EROS Y YAHVÉ
EROS Y LA CRUZ
Por Pedro Taracena Gil
Teólogo de la Liberación
Si el Cristo poseía las dos naturalezas, no sería razonable mutilar una de ellas o castrar atributos que la caracterizan y constituyen. Y como consecuencia de esta semejanza con el resto de los hombres, la lógica divina no contemplaría someter a la humanidad a esta contradicción. Ateniéndome siempre a los principios de humanidad, debería ser verosímil que el Cristo tuviera un desarrollo humano sacralizando todo aquello que Dios había dispuesto. Evidentemente me estoy refiriendo a la sexualidad inherente a la persona humana de Cristo en particular, y al género humano en general.
Quizás sea un atrevimiento por mi parte, pero quizás los protagonistas de estas fotografías, no estuvieran realizando una acción trasgresora sino una lectura teológica, más acorde con la nueva interpretación de los signos de los tiempos. Estas situaciones presentadas en esta galería de imágenes, sacralizan la sensualidad, la sexualidad y el erotismo. Más aún, libres de prejuicios y complejos muestran el misticismo de la condición sexual del ser humano. Esta interpretación presenta al Dios más Hombre y al Cristo más Dios.
La sexualidad como valor positivo y el gozo erótico, son virtudes que engrandecen al ser humano y le asemejan más a Dios. La sexualidad se ensambla en el amor sin entender de géneros. La genitalidad sirve para la procreación mediante el ayuntamiento de una mujer y un hombre. No obstante, la sexualidad hace iguales a hombres y mujeres, y es la expresión de su amor sin distinción de género. Esa es la grandeza de la naturaleza humana del Cristo hecho hombre. La presencia, más aún, la convivencia del símbolo de cruz con la desnudez humana y la sensualidad y sexualidad a flor de piel, suponen la expresión del misticismo más puro, ausente de pudor…
Observando estas imágenes de hombres consagrados, aunque fuere desde el punto de vista teológico más laso, suponen una transgresión de los valores de pureza, pudor y virginidad, tradicionalmente aceptados por la observancia ortodoxa. No obstante, me voy a permitir hacer una lectura más realista contemplando que la segunda persona de la Santísima Trinidad, se hizo hombre manteniendo dos naturalezas, divina y humana.
LOS CURAS
"Empiezan a revolotear a tu alrededor nada más nacer, cuando te bautizan, te los vuelves a encontrar en el colegio, si tus padres han sido tan beatos para encomendarte a ellos; luego viene la primera comunión, y la catequesis, y la confirmación; y ahí está el cura el día de tu boda para decirte lo que tienes que hacer en la alcoba, y el día siguiente en confesión para preguntarte cuantas veces lo has hecho y poder excitarse detrás de la celosía. Te hablan con horror del sexo, pero los ves salir todos los días de un lecho incestuoso sin ni siquiera haberse lavado las manos para ir a comerse y beberse a su señor, y luego cagarlo y mearlo. Repiten que su reino no es de este mundo, y ponen las manos encima de todo lo que puedan mangonear. La civilización nunca alcanzará la perfección mientras la última piedra de la última iglesia no caiga sobre el último cura y la tierra quede libre de esa gentuza" "El cementerio de Praga" de Umberto Eco.
LA CRUCIFIXIÓN Y LA DESNUDEZ
Se trata de una ejecución de la pena capital, que
Roma aplicaba en casos extremos a esclavos, bandidos y prisioneros de guerra
especialmente conflictivos y recalcitrantes.
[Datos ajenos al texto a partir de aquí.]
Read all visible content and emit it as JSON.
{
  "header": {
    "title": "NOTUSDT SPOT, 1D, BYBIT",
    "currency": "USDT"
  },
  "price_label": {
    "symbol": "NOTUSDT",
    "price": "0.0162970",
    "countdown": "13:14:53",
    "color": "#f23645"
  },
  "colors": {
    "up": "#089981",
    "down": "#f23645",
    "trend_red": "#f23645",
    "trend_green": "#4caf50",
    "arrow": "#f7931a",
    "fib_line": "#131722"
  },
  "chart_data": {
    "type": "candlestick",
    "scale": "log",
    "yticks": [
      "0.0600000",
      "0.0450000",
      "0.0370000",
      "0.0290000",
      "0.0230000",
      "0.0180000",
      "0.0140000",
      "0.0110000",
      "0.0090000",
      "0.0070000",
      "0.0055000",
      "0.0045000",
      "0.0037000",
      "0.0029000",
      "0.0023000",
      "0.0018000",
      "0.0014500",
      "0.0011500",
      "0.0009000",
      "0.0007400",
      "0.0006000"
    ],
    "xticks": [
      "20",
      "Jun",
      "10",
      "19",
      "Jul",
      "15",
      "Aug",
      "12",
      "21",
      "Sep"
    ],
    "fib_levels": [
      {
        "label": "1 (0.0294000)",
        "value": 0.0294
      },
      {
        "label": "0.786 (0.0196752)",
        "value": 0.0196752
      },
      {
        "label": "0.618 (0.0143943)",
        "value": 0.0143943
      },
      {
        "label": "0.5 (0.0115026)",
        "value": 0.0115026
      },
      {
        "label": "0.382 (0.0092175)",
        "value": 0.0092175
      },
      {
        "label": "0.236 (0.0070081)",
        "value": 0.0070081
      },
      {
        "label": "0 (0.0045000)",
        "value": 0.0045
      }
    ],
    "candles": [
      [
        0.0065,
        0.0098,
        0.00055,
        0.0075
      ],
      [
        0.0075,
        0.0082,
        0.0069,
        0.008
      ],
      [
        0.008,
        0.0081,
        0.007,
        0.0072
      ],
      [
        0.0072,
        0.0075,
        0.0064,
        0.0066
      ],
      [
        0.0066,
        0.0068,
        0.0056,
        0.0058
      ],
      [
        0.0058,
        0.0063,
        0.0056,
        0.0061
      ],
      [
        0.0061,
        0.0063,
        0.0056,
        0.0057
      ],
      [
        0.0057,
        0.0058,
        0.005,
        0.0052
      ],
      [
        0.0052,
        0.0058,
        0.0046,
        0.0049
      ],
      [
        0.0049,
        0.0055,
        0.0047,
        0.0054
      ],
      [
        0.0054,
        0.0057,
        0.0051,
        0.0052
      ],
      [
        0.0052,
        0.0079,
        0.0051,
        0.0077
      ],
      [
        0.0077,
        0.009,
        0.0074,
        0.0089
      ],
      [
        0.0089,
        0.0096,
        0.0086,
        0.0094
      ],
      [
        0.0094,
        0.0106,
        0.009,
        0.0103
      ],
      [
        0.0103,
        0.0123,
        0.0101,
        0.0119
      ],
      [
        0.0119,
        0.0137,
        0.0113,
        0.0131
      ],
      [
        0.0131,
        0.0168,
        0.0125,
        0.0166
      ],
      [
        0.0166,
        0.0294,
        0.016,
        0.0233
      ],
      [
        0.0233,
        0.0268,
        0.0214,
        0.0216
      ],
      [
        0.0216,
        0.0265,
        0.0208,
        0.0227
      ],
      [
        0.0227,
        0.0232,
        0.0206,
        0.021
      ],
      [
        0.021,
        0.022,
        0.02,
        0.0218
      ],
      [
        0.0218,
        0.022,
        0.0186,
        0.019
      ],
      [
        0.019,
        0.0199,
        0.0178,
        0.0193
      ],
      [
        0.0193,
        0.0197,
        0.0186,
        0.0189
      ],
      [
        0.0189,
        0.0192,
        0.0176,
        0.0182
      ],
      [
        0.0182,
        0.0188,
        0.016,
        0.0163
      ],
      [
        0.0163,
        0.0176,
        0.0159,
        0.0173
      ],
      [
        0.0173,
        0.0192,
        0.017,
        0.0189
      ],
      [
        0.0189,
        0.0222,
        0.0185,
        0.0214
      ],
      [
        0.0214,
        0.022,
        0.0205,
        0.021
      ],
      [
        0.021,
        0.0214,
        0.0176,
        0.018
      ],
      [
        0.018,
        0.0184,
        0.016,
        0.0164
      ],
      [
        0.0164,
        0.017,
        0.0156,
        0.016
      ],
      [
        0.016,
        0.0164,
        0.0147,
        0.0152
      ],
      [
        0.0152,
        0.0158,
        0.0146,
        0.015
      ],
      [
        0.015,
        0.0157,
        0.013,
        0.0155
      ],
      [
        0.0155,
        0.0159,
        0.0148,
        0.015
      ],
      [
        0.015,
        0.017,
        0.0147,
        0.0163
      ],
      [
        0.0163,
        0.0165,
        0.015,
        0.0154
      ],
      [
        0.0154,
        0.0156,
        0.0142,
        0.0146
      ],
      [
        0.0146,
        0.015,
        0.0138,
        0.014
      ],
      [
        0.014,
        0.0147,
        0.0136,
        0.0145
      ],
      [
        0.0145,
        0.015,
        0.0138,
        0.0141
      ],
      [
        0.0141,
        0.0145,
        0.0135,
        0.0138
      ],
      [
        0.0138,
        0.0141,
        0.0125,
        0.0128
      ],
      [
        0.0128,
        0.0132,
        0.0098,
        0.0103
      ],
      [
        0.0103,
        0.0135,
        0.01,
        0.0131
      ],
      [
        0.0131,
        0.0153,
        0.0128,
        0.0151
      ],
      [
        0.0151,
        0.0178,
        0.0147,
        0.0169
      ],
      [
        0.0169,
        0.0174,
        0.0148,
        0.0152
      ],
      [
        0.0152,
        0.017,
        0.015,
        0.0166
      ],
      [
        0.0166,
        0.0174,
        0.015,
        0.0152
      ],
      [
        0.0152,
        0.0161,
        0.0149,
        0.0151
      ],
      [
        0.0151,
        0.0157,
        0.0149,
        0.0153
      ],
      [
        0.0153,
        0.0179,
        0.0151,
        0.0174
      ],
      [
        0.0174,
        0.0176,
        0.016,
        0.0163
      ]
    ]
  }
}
Consistía en suspender de un
madero el cuerpo desnudo del reo, con los brazos extendidos sobre otro madero
transversal, y prolongar el suplicio hasta que le sobreviniera la muerte. Para
que ésta no se prolongara indefinidamente, el reo solía ser previamente
azotado. A veces se precipitaba intencionalmente la hora de la muerte, mediante
algún tipo de agresión directa sobre el cuerpo crucificado. Aunque el suplicio
de la crucifixión no ha sido exclusivamente practicado por los romanos, fue sin
embargo entre este pueblo donde adquirió mayor renombre y donde quizá sus
técnicas han estado más definidas. El reo más famoso de todos los tiempos que
sufrió tal martirio fue Jesús de Nazaret, en Jerusalén, hacia el año 30 d. C.,
por sentencia del gobernador romano Poncio Pilato.